Most organizations are actively destroying these moments as fast as they are created.
The customer service call happens. It becomes a CSAT score — a number that records whether the interaction occurred and whether the customer was satisfied, but strips away everything human about the exchange. What did the customer actually say? What specific frustration did they articulate? What analogy did they reach for when trying to explain their problem? What word did they use three times without realizing it? Gone. The score captures the outcome and discards the content.
The sales conversation becomes a CRM entry. “Discussed pricing, customer expressed concern about implementation timeline, advancing to proposal stage.” This is not wrong. It is the process of converting particular into general — taking the living texture of a forty-five-minute conversation between two people and compressing it into a category. By the time it reaches the quarterly review, it is a data point. By the time it is on a slide, it proves nothing, because it came from everywhere and nowhere simultaneously.
What is left, after this process of abstraction, is the kind of material that AI is very good at working with and very bad at improving. The patterns it can find in a dataset of CRM notes are real patterns. But they are patterns in what organizations chose to record, which is already a filtered and compressed version of what actually happened. The particular — the specific customer in the specific conversation — has already been extracted before the model ever sees the data.
This is the structural argument for recovering the primary material before it disappears. The particular is where credibility lives, and the particular has a very short half-life in most organizational systems.
But organizations are only the first place where it gets destroyed. The second is in the act of communication itself.

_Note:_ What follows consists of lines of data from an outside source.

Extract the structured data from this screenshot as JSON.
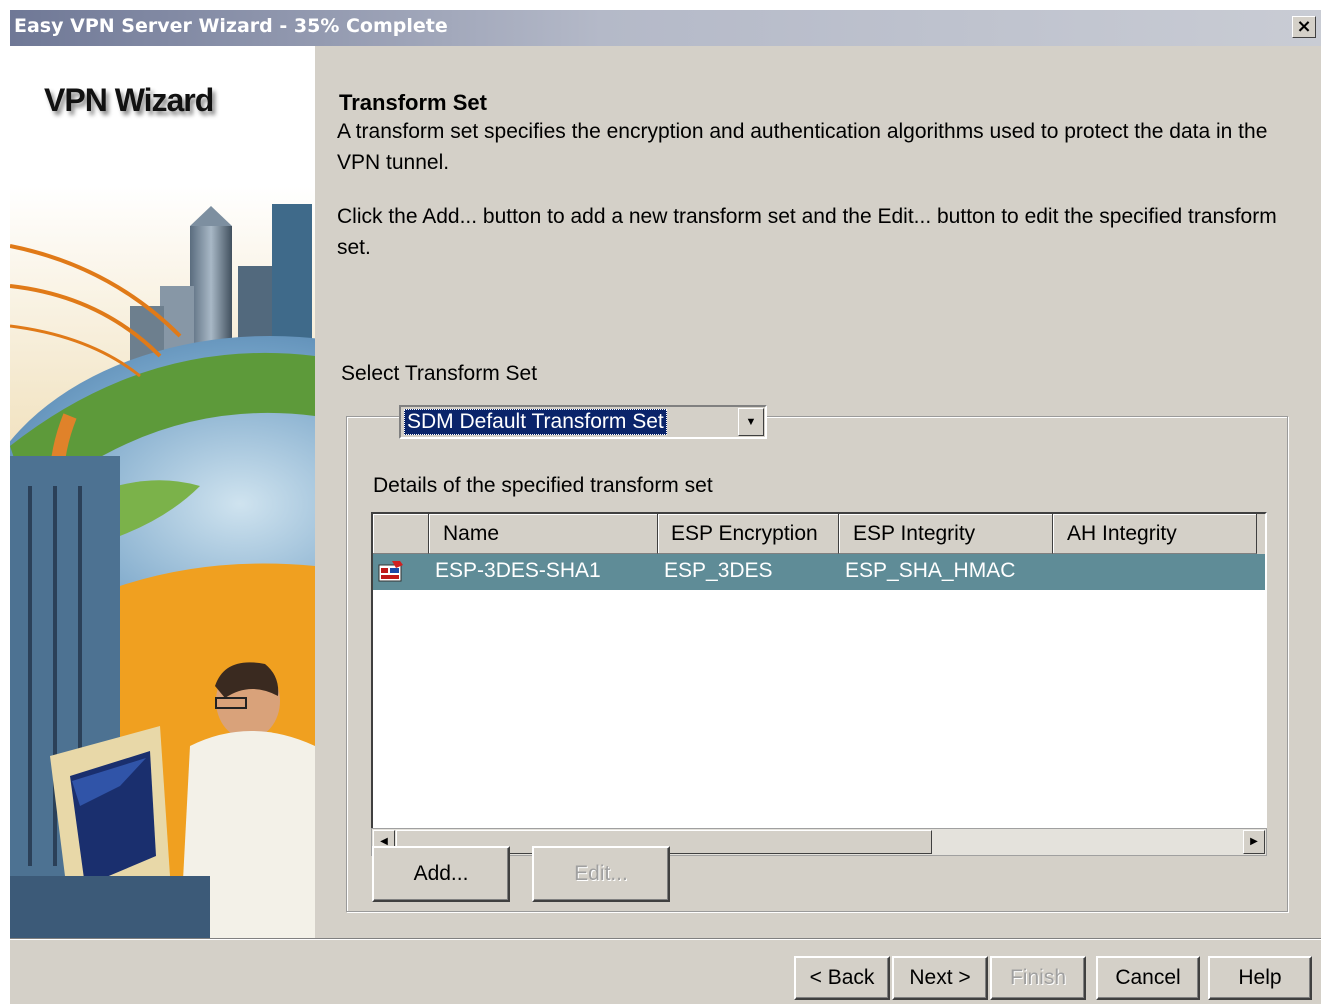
{
  "window": {
    "title": "Easy VPN Server Wizard - 35% Complete",
    "close_glyph": "×",
    "progress_percent": 35
  },
  "side_panel": {
    "title": "VPN Wizard"
  },
  "content": {
    "section_title": "Transform Set",
    "description": "A transform set specifies the encryption and authentication algorithms used to protect the data in the VPN tunnel.",
    "instructions": "Click the Add... button to add a new transform set and the Edit... button to edit the specified transform set.",
    "select_label": "Select Transform Set",
    "select_value": "SDM Default Transform Set",
    "details_label": "Details of the specified transform set"
  },
  "table": {
    "columns": [
      "",
      "Name",
      "ESP Encryption",
      "ESP Integrity",
      "AH Integrity"
    ],
    "rows": [
      {
        "icon": "transform-set-icon",
        "name": "ESP-3DES-SHA1",
        "esp_encryption": "ESP_3DES",
        "esp_integrity": "ESP_SHA_HMAC",
        "ah_integrity": ""
      }
    ]
  },
  "buttons": {
    "add": "Add...",
    "edit": "Edit..."
  },
  "nav": {
    "back": "< Back",
    "next": "Next >",
    "finish": "Finish",
    "cancel": "Cancel",
    "help": "Help"
  },
  "colors": {
    "selection": "#0a246a",
    "selected_row": "#5f8c97",
    "window_face": "#d4d0c8"
  }
}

The natural impulse, when you have a strong story, is to shape it. To find the arc, clean up the rough edges, remove the parts that do not serve the lesson. This impulse is not wrong — structure helps people receive things. But there is a version of this shaping that destroys the very quality that made the story worth telling. When you smooth it into a three-part case study with a clear lesson and a tidy resolution, you have done to your own material exactly what the CRM did to the sales call. The grime is gone. And with it, the proof.
The grime — the awkward detail. The moment that doesn’t quite resolve, or the thing that happened that the person telling the story isn’t entirely sure what to do with — that’s what signals that something is real. It is the residue of contact with the particular. Fabricated stories tend toward the clean because there is no reason to include anything that doesn’t serve the point. Actual stories have texture that the teller can’t fully account for, because it came from something that happened, not from something designed.
This is not a license for incoherence. The point is not to leave everything raw. It’s to preserve enough texture that the story remains traceable or that someone reading it could say, “that could only have come from somewhere specific,” and be right.
When the general is free and the particular is scarce, that texture is the proof of work. Most organizations are generating it constantly — in every customer call, every sales conversation, every decision argued about in a real room — and discarding it just as fast. What remains is pattern-ready and credibility-poor. The particular was there. Someone just decided it wasn’t worth keeping.